Houston readers may be interested in a recent medical malpractice verdict in Alabama. The case involved a medication dosage error which resulted in a woman’s death. In what may be a sign of our times, the woman may not have died if the hospital had not outsourced its medical transcription services to India.

When the woman was discharged from the hospital, her treating physician dictated a discharge summary – a routine but critically important record. Without the physician’s knowledge, the summary was outsourced to India to be transcribed. The summary was transcribed at two locations in India. The transcript that came back from India contained several critical errors – including a misstatement of the dosage of Levemir insulin the patient was to receive during her follow-up care. The doctor had dictated 8 units, but the dosage was incorrectly transcribed as 80 units.

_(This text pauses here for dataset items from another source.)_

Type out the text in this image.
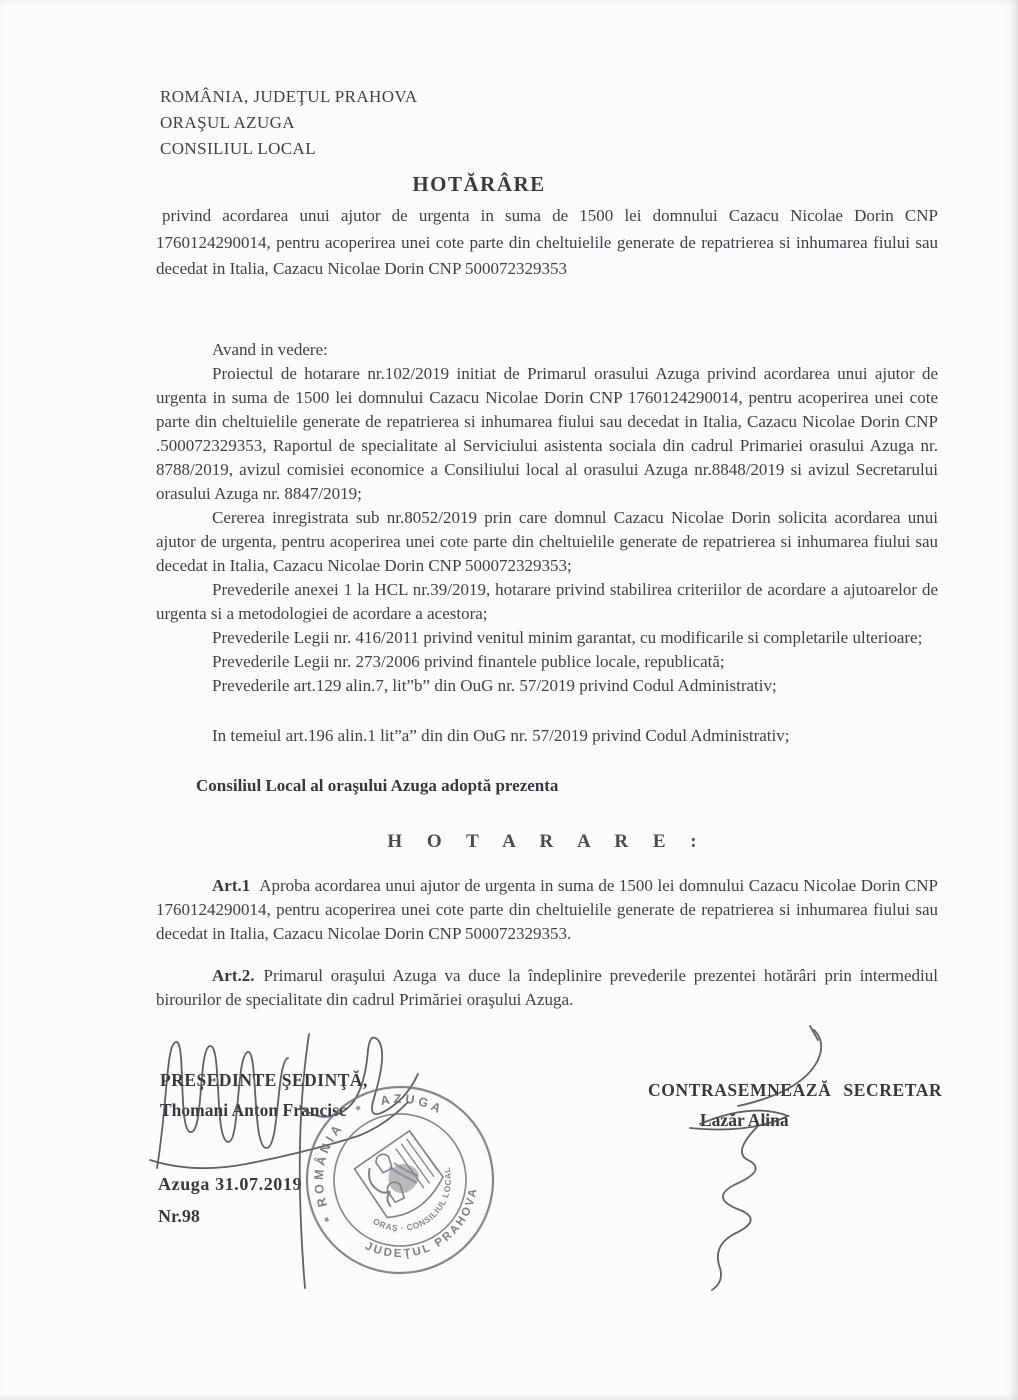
ROMÂNIA, JUDEŢUL PRAHOVA
ORAŞUL AZUGA
CONSILIUL LOCAL
HOTĂRÂRE
privind acordarea unui ajutor de urgenta in suma de 1500 lei domnului Cazacu Nicolae Dorin CNP 1760124290014, pentru acoperirea unei cote parte din cheltuielile generate de repatrierea si inhumarea fiului sau decedat in Italia, Cazacu Nicolae Dorin CNP 500072329353

Avand in vedere:

Proiectul de hotarare nr.102/2019 initiat de Primarul orasului Azuga privind acordarea unui ajutor de urgenta in suma de 1500 lei domnului Cazacu Nicolae Dorin CNP 1760124290014, pentru acoperirea unei cote parte din cheltuielile generate de repatrierea si inhumarea fiului sau decedat in Italia, Cazacu Nicolae Dorin CNP .500072329353, Raportul de specialitate al Serviciului asistenta sociala din cadrul Primariei orasului Azuga nr. 8788/2019, avizul comisiei economice a Consiliului local al orasului Azuga nr.8848/2019 si avizul Secretarului orasului Azuga nr. 8847/2019;

Cererea inregistrata sub nr.8052/2019 prin care domnul Cazacu Nicolae Dorin solicita acordarea unui ajutor de urgenta, pentru acoperirea unei cote parte din cheltuielile generate de repatrierea si inhumarea fiului sau decedat in Italia, Cazacu Nicolae Dorin CNP 500072329353;

Prevederile anexei 1 la HCL nr.39/2019, hotarare privind stabilirea criteriilor de acordare a ajutoarelor de urgenta si a metodologiei de acordare a acestora;

Prevederile Legii nr. 416/2011 privind venitul minim garantat, cu modificarile si completarile ulterioare;

Prevederile Legii nr. 273/2006 privind finantele publice locale, republicată;

Prevederile art.129 alin.7, lit”b” din OuG nr. 57/2019 privind Codul Administrativ;

In temeiul art.196 alin.1 lit”a” din din OuG nr. 57/2019 privind Codul Administrativ;

Consiliul Local al oraşului Azuga adoptă prezenta

H O T A R A R E :

Art.1 Aproba acordarea unui ajutor de urgenta in suma de 1500 lei domnului Cazacu Nicolae Dorin CNP 1760124290014, pentru acoperirea unei cote parte din cheltuielile generate de repatrierea si inhumarea fiului sau decedat in Italia, Cazacu Nicolae Dorin CNP 500072329353.

Art.2. Primarul oraşului Azuga va duce la îndeplinire prevederile prezentei hotărâri prin intermediul birourilor de specialitate din cadrul Primăriei oraşului Azuga.

PREŞEDINTE ŞEDINŢĂ,
Thomani Anton Francisc
Azuga 31.07.2019
Nr.98
CONTRASEMNEAZĂ SECRETAR
Lazăr Alina
*
ROMÂNIA
*
AZUGA
JUDEŢUL PRAHOVA
ORAŞ · CONSILIUL LOCAL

The error was repeated in the admission paperwork the hospital sent to the rehab facility the woman went to after her discharge from the hospital. As a result, when the woman went in for rehab treatment, she was given a dose of insulin 10 times that which was prescribed. She suffered a severe brain injury which shut down her heart and lungs, ultimately causing her death.

The jury in Alabama awarded the woman’s family $140 million in damages.

As U.S. hospitals increasingly look for ways to cut costs, outsourcing of transcription and other services to India and other places overseas may become more common. But if U.S. hospitals fail to monitor the quality of the work that comes back, their cost-cutting efforts could be undermined by more verdicts like this one.